In this use case an external content provider sends information about course content completion to the LMS.

External content provider: “Hi LMS. Here are my credentials. User 12345 just completed the case study content 5678.”

LMS: “I recognize and trust you. I confirm that user 12345 just completed the case study content 5678.”

The LMS can now let user 12345 complete the course, earn credit and download a certificate.

Reporting and customer service

Typically an organization using an LMS has to provide customer service to its members, customers or employees using the LMS.

In this use case, the LMS will send all data about a learner’s activities to a CRM so that the customer service staff can see all of the learners information in a single place.

LMS: “Hi CRM. Here are my credentials. User 12345 just purchased course ACBD for $20.”

CRM: I recognize and trust you. I confirm that User 12345 just purchased course ACBD for $20.”

And then, a while later..

LMS: “Hi CRM. Here are my credentials. User 12345 just completed course ACBD, received a 98% on the assessment, and earned 1 AMA PRA Category 1 Credit.

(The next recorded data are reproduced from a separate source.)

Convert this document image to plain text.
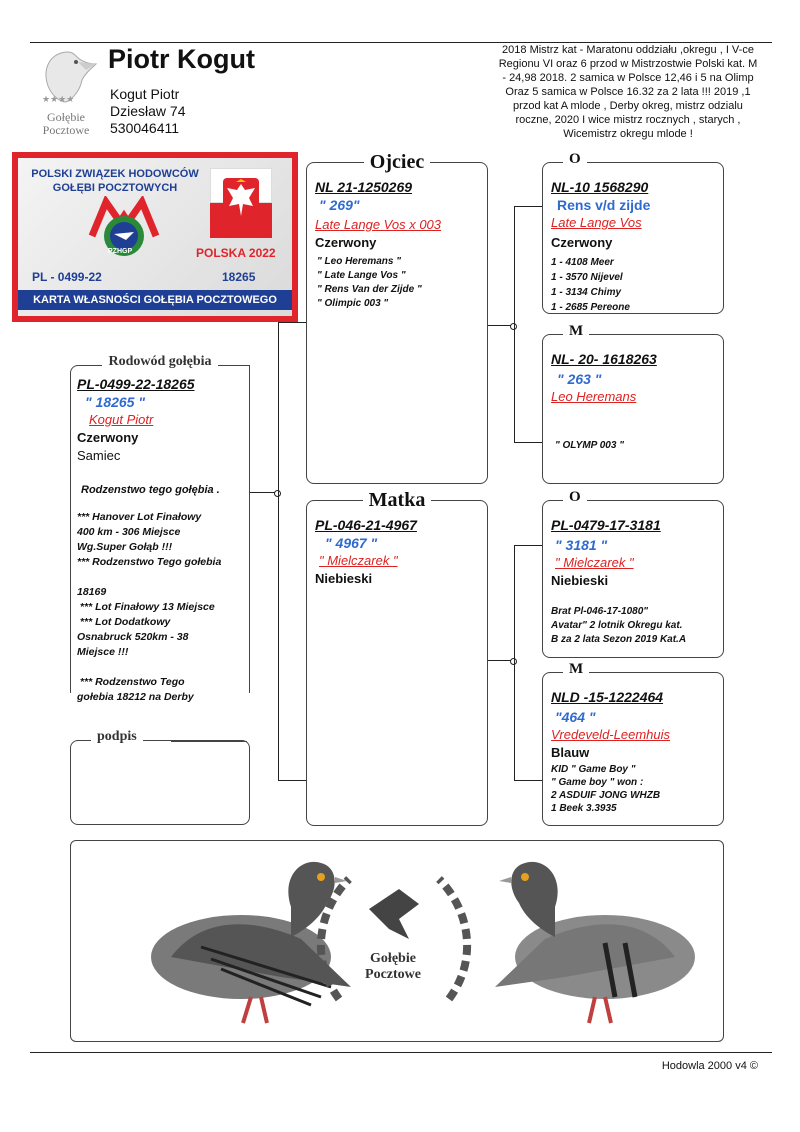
★★★★
Gołębie
Pocztowe
Piotr Kogut
Kogut Piotr
Dziesław 74
530046411
2018 Mistrz kat - Maratonu oddziału ,okregu , I V-ce Regionu VI oraz 6 przod w Mistrzostwie Polski kat. M - 24,98 2018. 2 samica w Polsce 12,46 i 5 na Olimp Oraz 5 samica w Polsce 16.32 za 2 lata !!! 2019 ,1 przod kat A mlode , Derby okreg, mistrz odzialu roczne, 2020 I wice mistrz rocznych , starych , Wicemistrz okregu mlode !
POLSKI ZWIĄZEK HODOWCÓW
GOŁĘBI POCZTOWYCH
PZHGP	POLSKA 2022
PL - 0499-22	18265
KARTA WŁASNOŚCI GOŁĘBIA POCZTOWEGO
Rodowód gołębia
PL-0499-22-18265
" 18265 "
Kogut Piotr
Czerwony
Samiec
Rodzenstwo tego gołębia .
*** Hanover Lot Finałowy
400 km - 306 Miejsce
Wg.Super Gołąb !!!
*** Rodzenstwo Tego gołebia

18169
*** Lot Finałowy 13 Miejsce
*** Lot Dodatkowy
Osnabruck 520km - 38
Miejsce !!!

*** Rodzenstwo Tego
gołebia 18212 na Derby
podpis
Ojciec
NL 21-1250269
" 269"
Late Lange Vos x 003
Czerwony
" Leo Heremans "
" Late Lange Vos "
" Rens Van der Zijde "
" Olimpic 003 "
Matka
PL-046-21-4967
" 4967 "
" Mielczarek "
Niebieski
O
NL-10 1568290
Rens v/d zijde
Late Lange Vos
Czerwony
1 - 4108 Meer
1 - 3570 Nijevel
1 - 3134 Chimy
1 - 2685 Pereone
M
NL- 20- 1618263
" 263 "
Leo Heremans
" OLYMP 003 "
O
PL-0479-17-3181
" 3181 "
" Mielczarek "
Niebieski
Brat Pl-046-17-1080"
Avatar" 2 lotnik Okregu kat.
B za 2 lata Sezon 2019 Kat.A
M
NLD -15-1222464
"464 "
Vredeveld-Leemhuis
Blauw
KID " Game Boy "
" Game boy " won :
2 ASDUIF JONG WHZB
1 Beek 3.3935
Gołębie
Pocztowe
Hodowla 2000 v4 ©
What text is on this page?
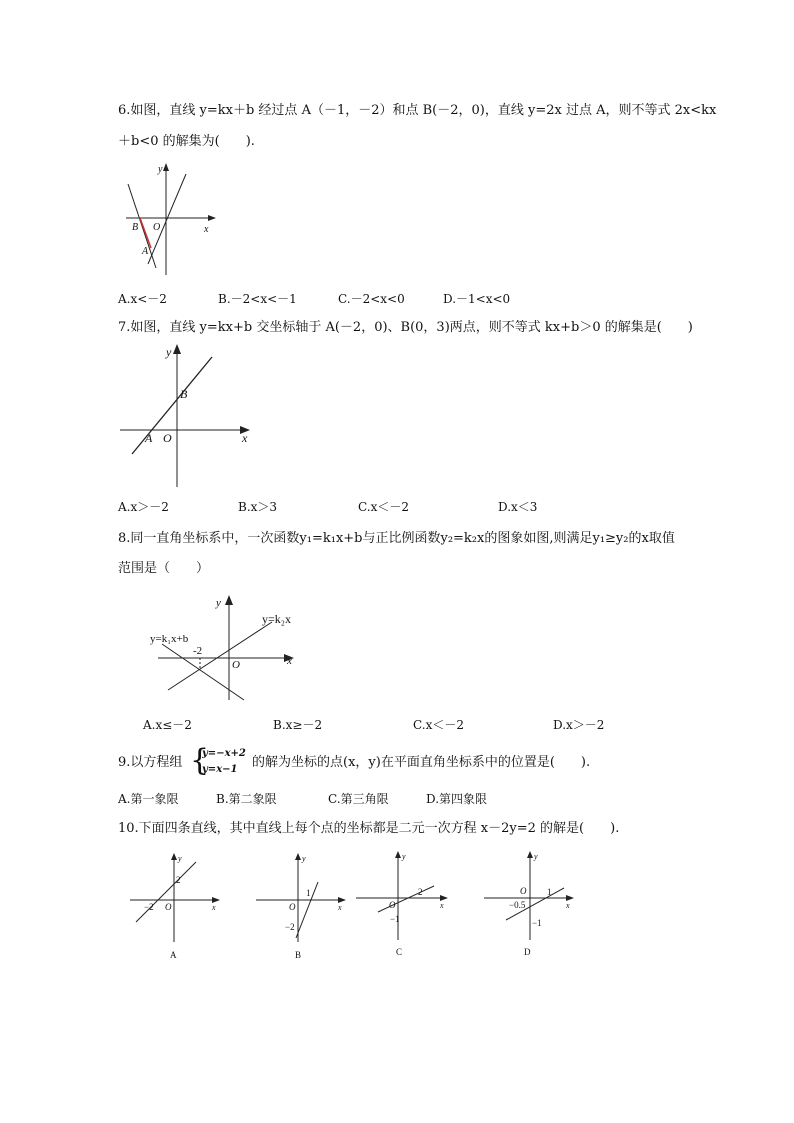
6.如图，直线 y=kx＋b 经过点 A（－1，－2）和点 B(－2，0)，直线 y=2x 过点 A，则不等式 2x<kx
＋b<0 的解集为(　　).
y
x
O
B
A
A.x<－2	B.－2<x<－1	C.－2<x<0	D.－1<x<0
7.如图，直线 y=kx+b 交坐标轴于 A(－2，0)、B(0，3)两点，则不等式 kx+b＞0 的解集是(　　)
y
x
O
A
B
A.x＞－2	B.x＞3	C.x＜－2	D.x＜3
8.同一直角坐标系中，一次函数y₁=k₁x+b与正比例函数y₂=k₂x的图象如图,则满足y₁≥y₂的x取值
范围是（　　）
y
x
O
-2
y=k₁x+b
y=k₂x
A.x≤－2	B.x≥－2	C.x＜－2	D.x＞－2
9.以方程组 {
y=−x+2
y=x−1 的解为坐标的点(x，y)在平面直角坐标系中的位置是(　　).
A.第一象限	B.第二象限	C.第三角限	D.第四象限
10.下面四条直线，其中直线上每个点的坐标都是二元一次方程 x－2y=2 的解是(　　).
y
x
O
2
−2
A
y
x
O
1
−2
B
y
x
O
2
−1
C
y
x
O 1
−0.5
−1
D
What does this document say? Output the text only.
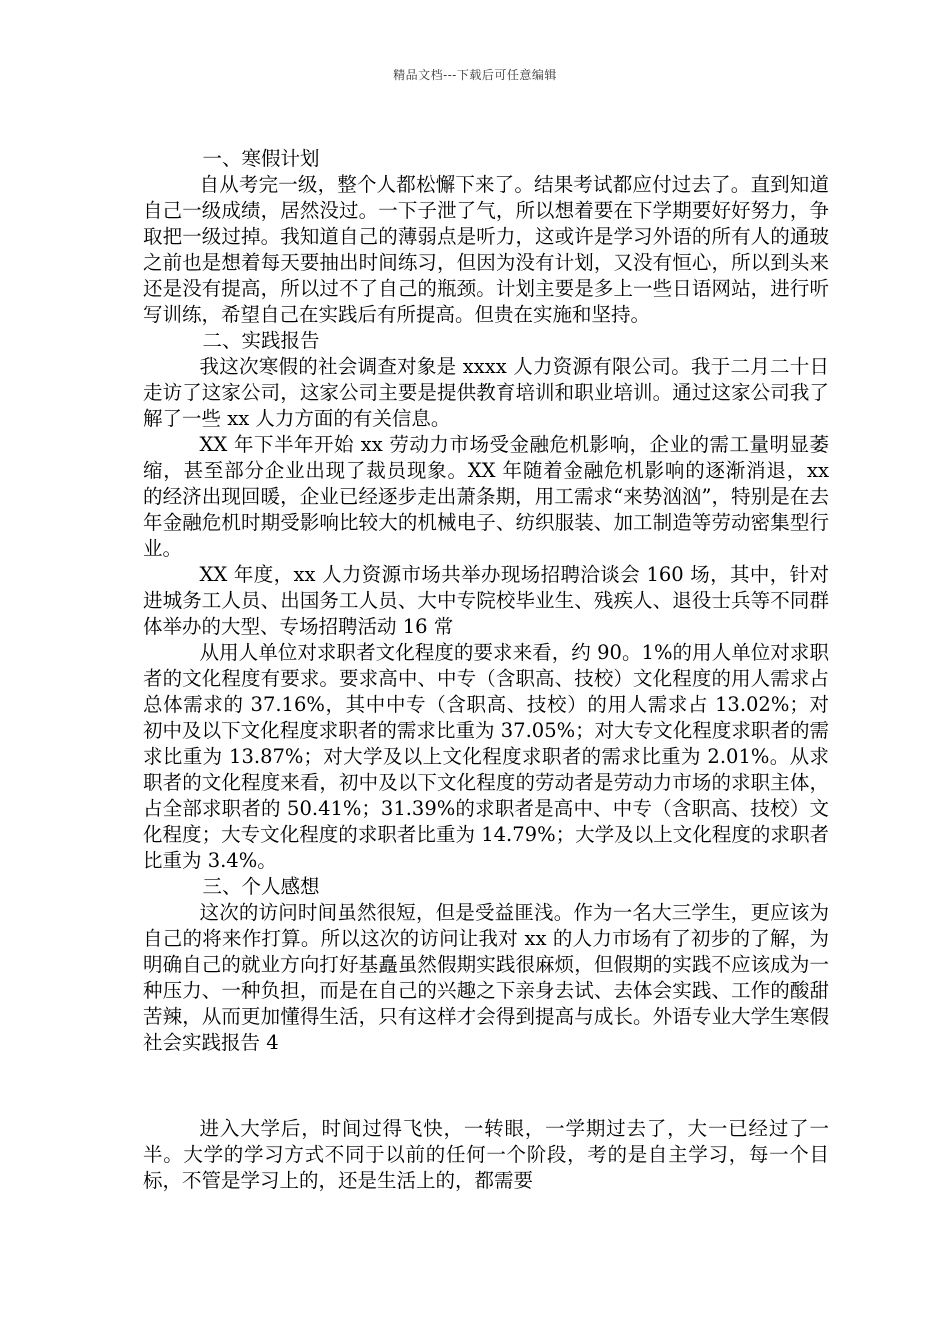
精品文档---下载后可任意编辑

一、寒假计划

自从考完一级，整个人都松懈下来了。结果考试都应付过去了。直到知道自己一级成绩，居然没过。一下子泄了气，所以想着要在下学期要好好努力，争取把一级过掉。我知道自己的薄弱点是听力，这或许是学习外语的所有人的通玻之前也是想着每天要抽出时间练习，但因为没有计划，又没有恒心，所以到头来还是没有提高，所以过不了自己的瓶颈。计划主要是多上一些日语网站，进行听写训练，希望自己在实践后有所提高。但贵在实施和坚持。

二、实践报告

我这次寒假的社会调查对象是 xxxx 人力资源有限公司。我于二月二十日走访了这家公司，这家公司主要是提供教育培训和职业培训。通过这家公司我了解了一些 xx 人力方面的有关信息。

XX 年下半年开始 xx 劳动力市场受金融危机影响，企业的需工量明显萎缩，甚至部分企业出现了裁员现象。XX 年随着金融危机影响的逐渐消退，xx 的经济出现回暖，企业已经逐步走出萧条期，用工需求“来势汹汹”，特别是在去年金融危机时期受影响比较大的机械电子、纺织服装、加工制造等劳动密集型行业。

XX 年度，xx 人力资源市场共举办现场招聘洽谈会 160 场，其中，针对进城务工人员、出国务工人员、大中专院校毕业生、残疾人、退役士兵等不同群体举办的大型、专场招聘活动 16 常

从用人单位对求职者文化程度的要求来看，约 90。1%的用人单位对求职者的文化程度有要求。要求高中、中专（含职高、技校）文化程度的用人需求占总体需求的 37.16%，其中中专（含职高、技校）的用人需求占 13.02%；对初中及以下文化程度求职者的需求比重为 37.05%；对大专文化程度求职者的需求比重为 13.87%；对大学及以上文化程度求职者的需求比重为 2.01%。从求职者的文化程度来看，初中及以下文化程度的劳动者是劳动力市场的求职主体，占全部求职者的 50.41%；31.39%的求职者是高中、中专（含职高、技校）文化程度；大专文化程度的求职者比重为 14.79%；大学及以上文化程度的求职者比重为 3.4%。

三、个人感想

这次的访问时间虽然很短，但是受益匪浅。作为一名大三学生，更应该为自己的将来作打算。所以这次的访问让我对 xx 的人力市场有了初步的了解，为明确自己的就业方向打好基矗虽然假期实践很麻烦，但假期的实践不应该成为一种压力、一种负担，而是在自己的兴趣之下亲身去试、去体会实践、工作的酸甜苦辣，从而更加懂得生活，只有这样才会得到提高与成长。外语专业大学生寒假社会实践报告 4

进入大学后，时间过得飞快，一转眼，一学期过去了，大一已经过了一半。大学的学习方式不同于以前的任何一个阶段，考的是自主学习，每一个目标，不管是学习上的，还是生活上的，都需要
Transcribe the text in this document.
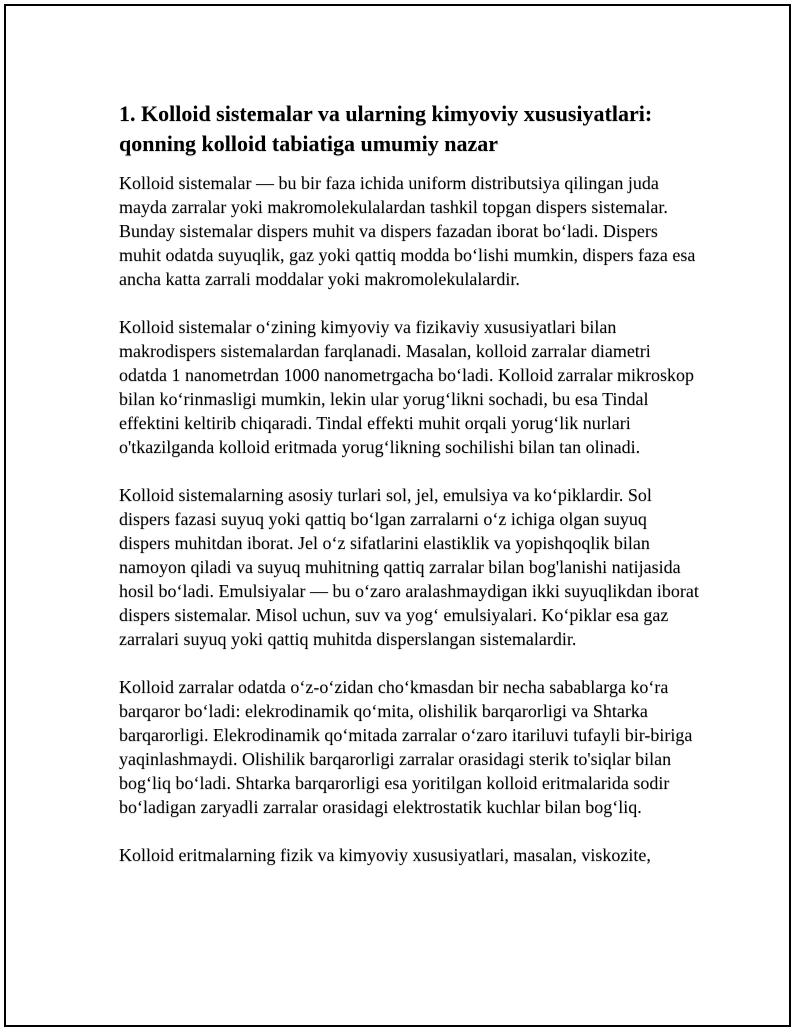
1. Kolloid sistemalar va ularning kimyoviy xususiyatlari:
qonning kolloid tabiatiga umumiy nazar

Kolloid sistemalar — bu bir faza ichida uniform distributsiya qilingan juda mayda zarralar yoki makromolekulalardan tashkil topgan dispers sistemalar. Bunday sistemalar dispers muhit va dispers fazadan iborat bo‘ladi. Dispers muhit odatda suyuqlik, gaz yoki qattiq modda bo‘lishi mumkin, dispers faza esa ancha katta zarrali moddalar yoki makromolekulalardir.

Kolloid sistemalar o‘zining kimyoviy va fizikaviy xususiyatlari bilan makrodispers sistemalardan farqlanadi. Masalan, kolloid zarralar diametri odatda 1 nanometrdan 1000 nanometrgacha bo‘ladi. Kolloid zarralar mikroskop bilan ko‘rinmasligi mumkin, lekin ular yorug‘likni sochadi, bu esa Tindal effektini keltirib chiqaradi. Tindal effekti muhit orqali yorug‘lik nurlari o'tkazilganda kolloid eritmada yorug‘likning sochilishi bilan tan olinadi.

Kolloid sistemalarning asosiy turlari sol, jel, emulsiya va ko‘piklardir. Sol dispers fazasi suyuq yoki qattiq bo‘lgan zarralarni o‘z ichiga olgan suyuq dispers muhitdan iborat. Jel o‘z sifatlarini elastiklik va yopishqoqlik bilan namoyon qiladi va suyuq muhitning qattiq zarralar bilan bog'lanishi natijasida hosil bo‘ladi. Emulsiyalar — bu o‘zaro aralashmaydigan ikki suyuqlikdan iborat dispers sistemalar. Misol uchun, suv va yog‘ emulsiyalari. Ko‘piklar esa gaz zarralari suyuq yoki qattiq muhitda disperslangan sistemalardir.

Kolloid zarralar odatda o‘z-o‘zidan cho‘kmasdan bir necha sabablarga ko‘ra barqaror bo‘ladi: elekrodinamik qo‘mita, olishilik barqarorligi va Shtarka barqarorligi. Elekrodinamik qo‘mitada zarralar o‘zaro itariluvi tufayli bir-biriga yaqinlashmaydi. Olishilik barqarorligi zarralar orasidagi sterik to'siqlar bilan bog‘liq bo‘ladi. Shtarka barqarorligi esa yoritilgan kolloid eritmalarida sodir bo‘ladigan zaryadli zarralar orasidagi elektrostatik kuchlar bilan bog‘liq.

Kolloid eritmalarning fizik va kimyoviy xususiyatlari, masalan, viskozite,
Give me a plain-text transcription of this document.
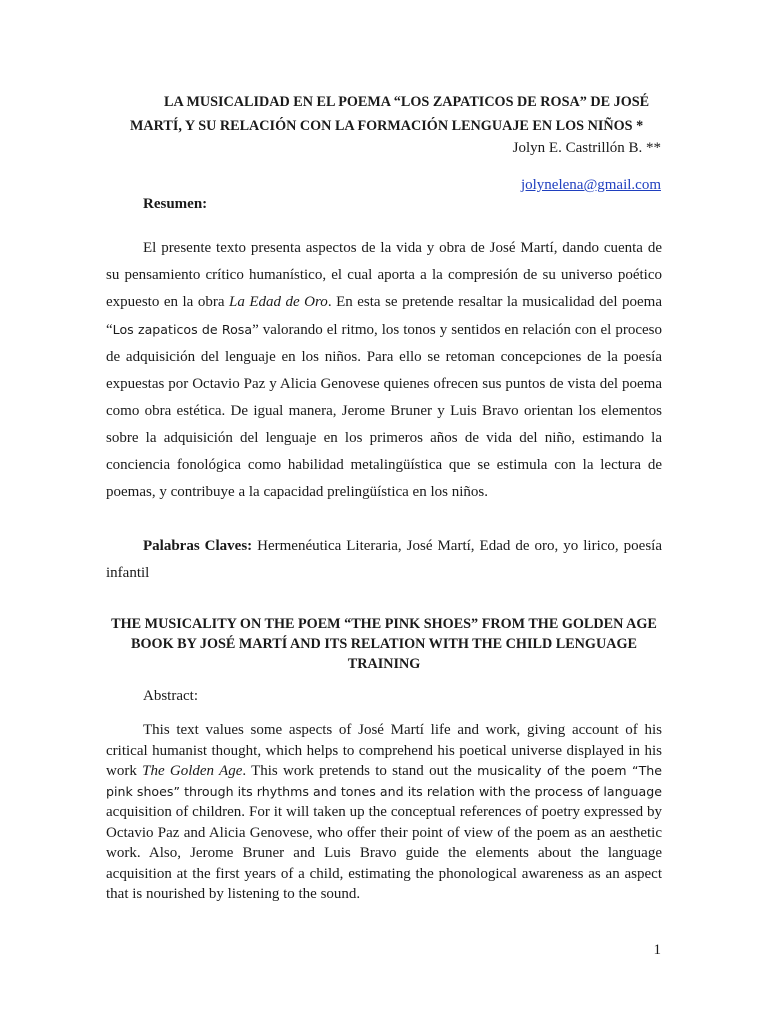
LA MUSICALIDAD EN EL POEMA “LOS ZAPATICOS DE ROSA” DE JOSÉ
MARTÍ, Y SU RELACIÓN CON LA FORMACIÓN LENGUAJE EN LOS NIÑOS *
Jolyn E. Castrillón B. **
jolynelena@gmail.com
Resumen:
El presente texto presenta aspectos de la vida y obra de José Martí, dando cuenta de su pensamiento crítico humanístico, el cual aporta a la compresión de su universo poético expuesto en la obra La Edad de Oro. En esta se pretende resaltar la musicalidad del poema “Los zapaticos de Rosa” valorando el ritmo, los tonos y sentidos en relación con el proceso de adquisición del lenguaje en los niños. Para ello se retoman concepciones de la poesía expuestas por Octavio Paz y Alicia Genovese quienes ofrecen sus puntos de vista del poema como obra estética. De igual manera, Jerome Bruner y Luis Bravo orientan los elementos sobre la adquisición del lenguaje en los primeros años de vida del niño, estimando la conciencia fonológica como habilidad metalingüística que se estimula con la lectura de poemas, y contribuye a la capacidad prelingüística en los niños.
Palabras Claves: Hermenéutica Literaria, José Martí, Edad de oro, yo lirico, poesía infantil
THE MUSICALITY ON THE POEM “THE PINK SHOES” FROM THE GOLDEN AGE BOOK BY JOSÉ MARTÍ AND ITS RELATION WITH THE CHILD LENGUAGE TRAINING
Abstract:
This text values some aspects of José Martí life and work, giving account of his critical humanist thought, which helps to comprehend his poetical universe displayed in his work The Golden Age. This work pretends to stand out the musicality of the poem “The pink shoes” through its rhythms and tones and its relation with the process of language acquisition of children. For it will taken up the conceptual references of poetry expressed by Octavio Paz and Alicia Genovese, who offer their point of view of the poem as an aesthetic work. Also, Jerome Bruner and Luis Bravo guide the elements about the language acquisition at the first years of a child, estimating the phonological awareness as an aspect that is nourished by listening to the sound.
1
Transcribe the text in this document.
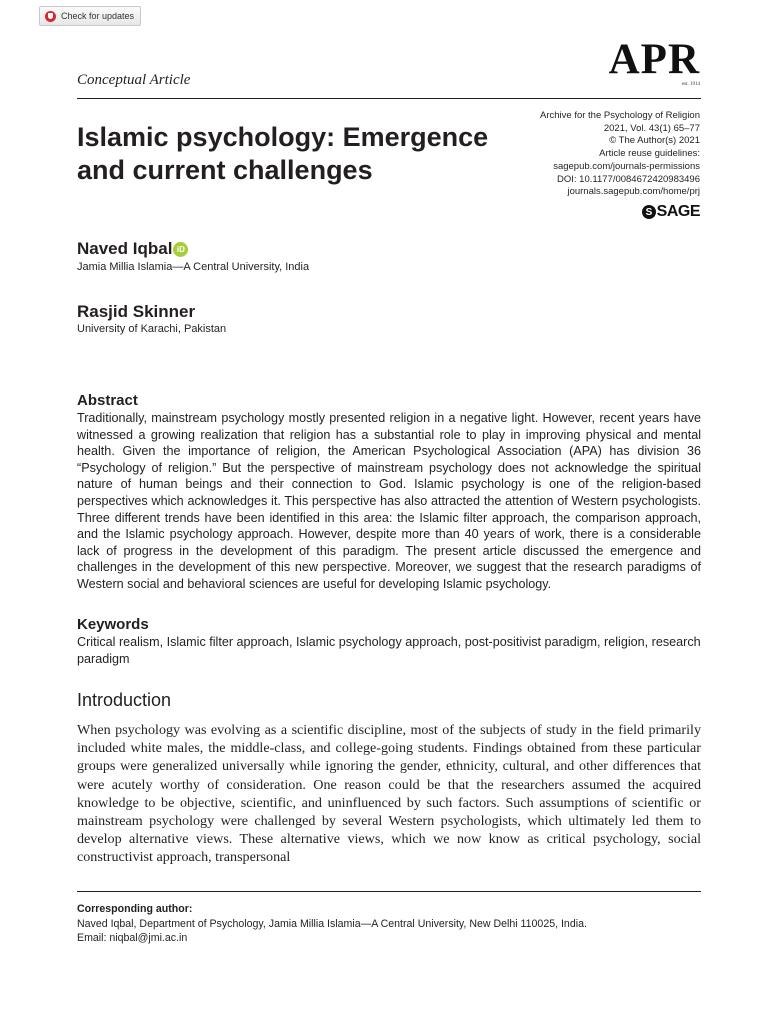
Check for updates
APR
est. 1914
Conceptual Article
Islamic psychology: Emergence and current challenges
Archive for the Psychology of Religion
2021, Vol. 43(1) 65–77
© The Author(s) 2021
Article reuse guidelines:
sagepub.com/journals-permissions
DOI: 10.1177/0084672420983496
journals.sagepub.com/home/prj
S SAGE
Naved Iqbal iD
Jamia Millia Islamia—A Central University, India
Rasjid Skinner
University of Karachi, Pakistan
Abstract

Traditionally, mainstream psychology mostly presented religion in a negative light. However, recent years have witnessed a growing realization that religion has a substantial role to play in improving physical and mental health. Given the importance of religion, the American Psychological Association (APA) has division 36 “Psychology of religion.” But the perspective of mainstream psychology does not acknowledge the spiritual nature of human beings and their connection to God. Islamic psychology is one of the religion-based perspectives which acknowledges it. This perspective has also attracted the attention of Western psychologists. Three different trends have been identified in this area: the Islamic filter approach, the comparison approach, and the Islamic psychology approach. However, despite more than 40 years of work, there is a considerable lack of progress in the development of this paradigm. The present article discussed the emergence and challenges in the development of this new perspective. Moreover, we suggest that the research paradigms of Western social and behavioral sciences are useful for developing Islamic psychology.

Keywords

Critical realism, Islamic filter approach, Islamic psychology approach, post-positivist paradigm, religion, research paradigm

Introduction

When psychology was evolving as a scientific discipline, most of the subjects of study in the field primarily included white males, the middle-class, and college-going students. Findings obtained from these particular groups were generalized universally while ignoring the gender, ethnicity, cultural, and other differences that were acutely worthy of consideration. One reason could be that the researchers assumed the acquired knowledge to be objective, scientific, and uninfluenced by such factors. Such assumptions of scientific or mainstream psychology were challenged by several Western psychologists, which ultimately led them to develop alternative views. These alternative views, which we now know as critical psychology, social constructivist approach, transpersonal

Corresponding author:
Naved Iqbal, Department of Psychology, Jamia Millia Islamia—A Central University, New Delhi 110025, India.
Email: niqbal@jmi.ac.in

CRM: “I recognize and trust you. I confirm that user 12345 just completed course ACBD, received a 98%,  and earned 1 AMA PRA Category 1 Credit.”

The next day the customer service representative receives a call from Dr. Doe and she renews her membership. After that’s done Dr. Doe asks, “By the way, how many credits have I earned this year?” Of course Dr. Doe could look up that herself in the LMS, but since she’s on on the phone with the customer service rep, the rep can see that information without having to look in the LMS. Using web services, all of Dr. Doe’s educational history is in one place and the customer service rep can see everything in a single system.

As you can see, web services transforms your suite of technology tools into an integrated environment that works smoothly to provide increased revenue, better customer service and improved efficiency for the you and your learners. It’s more critical than any individual feature because it allows you to implement your educational strategy without technological restraint. Once you start connecting the systems, you’ll be amazed at how much difference a real-time data connection will make to your organization.